Although Beatriz Herranz and Félix Crespo tend the vines and make the wines, the history of Barco del Corneta draws on the vineyards that Beatriz’s grandfather owned in the village of La Seca in Valladolid. There, in an area known as Cantarranas at 700 metres elevation, lie the family’s five and a half hectares of vineyards; they are right next to a pine grove which gives its name to Barco del Corneta and which used to be her family’s meeting point during the harvest fiestas. Dry-farmed and organically grown, Verdejo vines are planted on sandy, pebbly soils with limestone in their deepest layers.
Beatriz’s mother, who helps out in the vineyard ever since she retired from her job as a teacher, explains that vineyards have existed in the area since the 11th century. María Antonia Sanz replanted her family vineyard in 2008, when Beatriz was completing her studies in Agriculture and Winemaking. She learnt the theory here but where she really understood grape growing and winemaking was in Gredos. There she got involved in a project to recover old Garnacha vineyards in Cebreros producing a wine called La Fábula. She also became friends with winemaker Félix Crespo, who joined Barco del Corneta in 2016.
Beatriz returned to La Seca in 2013 but she made her first wine in the region in 2010. Barco del Corneta (15,000 bottles, €17) is a clean, austere Verdejo with a personality of its own, unlike many of the technological wines which are standard in the Rueda region. To make it, Beatriz and Félix harvest by hand in boxes, press the grapes without destemming, use native yeasts and leave the wine in used barrels with the lees in suspension for around eight to nine months. They have not only achieved a wine with great precision and volume but a recent tasting of their 2013 shows the wine is well built for ageing.
Cucú (50,000 bottles, €9.50) is their most accesible wine. Part of the grapes come from La Seca, with more structure, and part are sourced from an organic grower in Segovia, an area to the south-east of Rueda that they favour for its freshness. Half of the wine is fermented and aged for eight months in French oak barrels whereas the other 50% stays in stainless steel deposits.

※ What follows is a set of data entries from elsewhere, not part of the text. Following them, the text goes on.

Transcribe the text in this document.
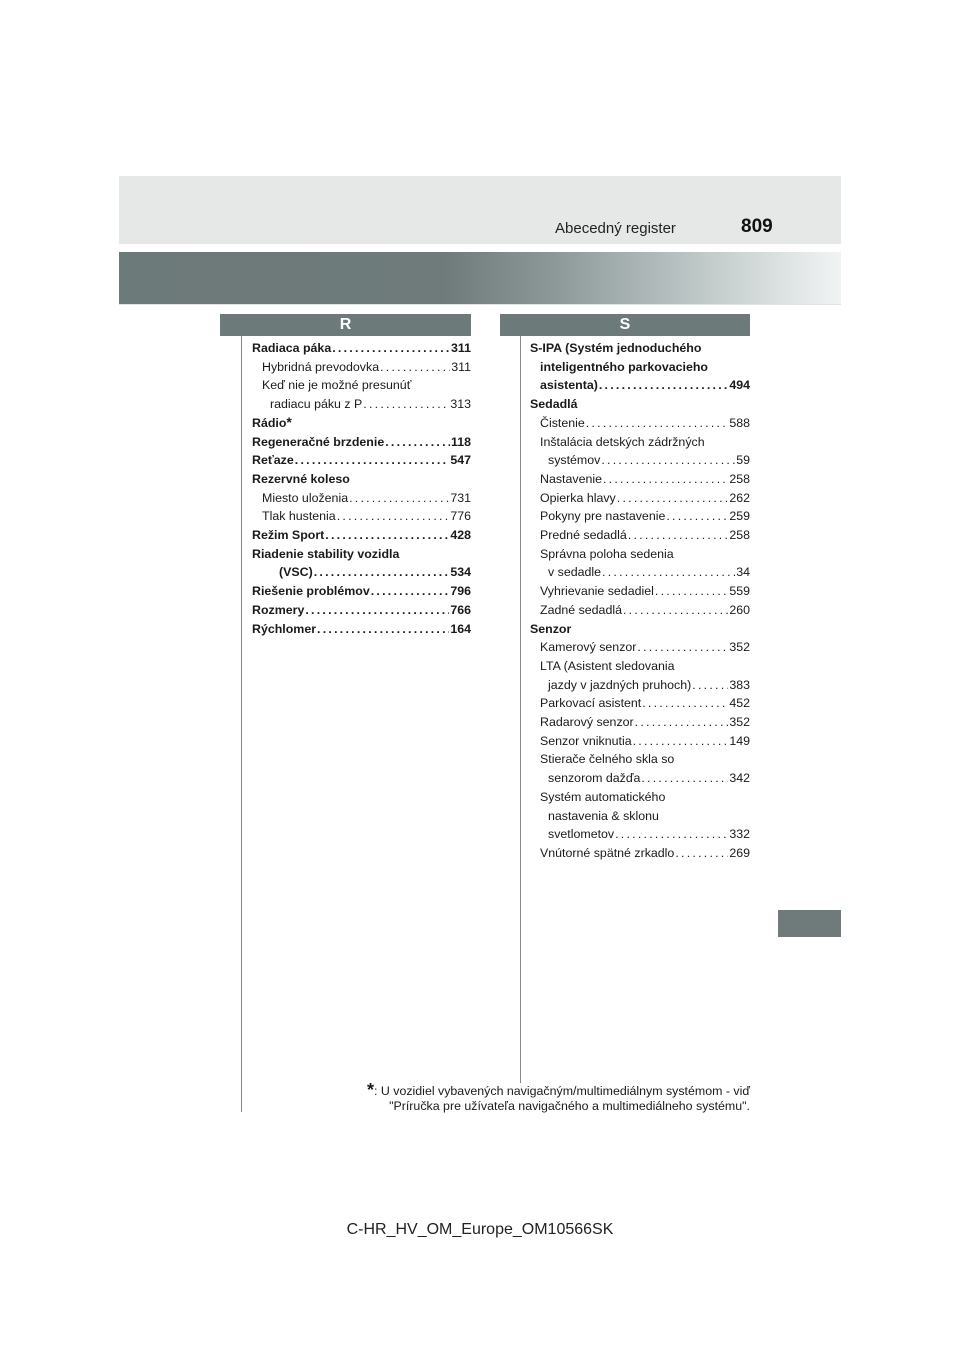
Abecedný register	809
R	S
Radiaca páka . . .	311
Hybridná prevodovka . . .	311
Keď nie je možné presunúť
radiacu páku z P . . .	313
Rádio *
Regeneračné brzdenie . . .	118
Reťaze . . .	547
Rezervné koleso
Miesto uloženia . . .	731
Tlak hustenia . . .	776
Režim Sport . . .	428
Riadenie stability vozidla
(VSC) . . .	534
Riešenie problémov . . .	796
Rozmery . . .	766
Rýchlomer . . .	164
S-IPA (Systém jednoduchého
inteligentného parkovacieho
asistenta) . . .	494
Sedadlá
Čistenie . . .	588
Inštalácia detských zádržných
systémov . . .	59
Nastavenie . . .	258
Opierka hlavy . . .	262
Pokyny pre nastavenie . . .	259
Predné sedadlá . . .	258
Správna poloha sedenia
v sedadle . . .	34
Vyhrievanie sedadiel . . .	559
Zadné sedadlá . . .	260
Senzor
Kamerový senzor . . .	352
LTA (Asistent sledovania
jazdy v jazdných pruhoch) . . .	383
Parkovací asistent . . .	452
Radarový senzor . . .	352
Senzor vniknutia . . .	149
Stierače čelného skla so
senzorom dažďa . . .	342
Systém automatického
nastavenia & sklonu
svetlometov . . .	332
Vnútorné spätné zrkadlo . . .	269
*: U vozidiel vybavených navigačným/multimediálnym systémom - viď
"Príručka pre užívateľa navigačného a multimediálneho systému".
C-HR_HV_OM_Europe_OM10566SK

La Sillería (1,600 bottles, €24) is their third single varietal Verdejo sourced from 0.8Ha of 100-year-old vines in Alcazarén, a sandy area on the edges of the DO Rueda at 750 meters elevation. La Sillería (formerly called Casio), which is fermented in 500-litre barrels for a year and aged for 12 months with its lees, is a wine of great finesse, complex and persistent. It is part of a trilogy of wines called Los Parajes del Infierno, all of them sourced from old vines. It was later joined by Las Envidias (formerly called Bruto, 1,000 bottles, €22), an old vine Palomino fermented under a veil of yeast for 24 months, and by Judas (700 bottles, €22), made from Viura grapes planted on a 0.45Ha plot in Villanueva de Duero which has been organically grown since 1987. It ferments spontaneously in 600-litre barrels and it is aged on its lees for 12 months.
This trio of wines forms part of Barco del Corneta’s recuperation project in the area —they work with local winegrowers and grape varieties which might not be native to the region but have been planted in the area for a long time and have sometimes been abandoned.
Since 2014 they are also present in Arribes del Duero, on the border with Portugal, where they make Prapetisco (2,000 bottles, €14) sourced from 80-year-old Juan García vines which sink their roots in granite and quartz soils at 670 metres elevation. This red is fermented in 1,000-litre deposits with whole clusters and with very little extraction. After malolactic in seasoned barrels, the wine is aged with its lees for a year.
When Barco del Corneta was born, vilification was done in a small garage-like warehouse in Medina del Campo but in 2019 they moved to a traditional winery in La Seca with an underground cellar where the wines are aged. Regardless of the upward move in terms of facilities, Beatriz and Félix still work in an artisanal and very personal hence their preference to work outside of the DO Rueda. Instead, all their wines carry the Vino de la Tierra de Castilla y León designation.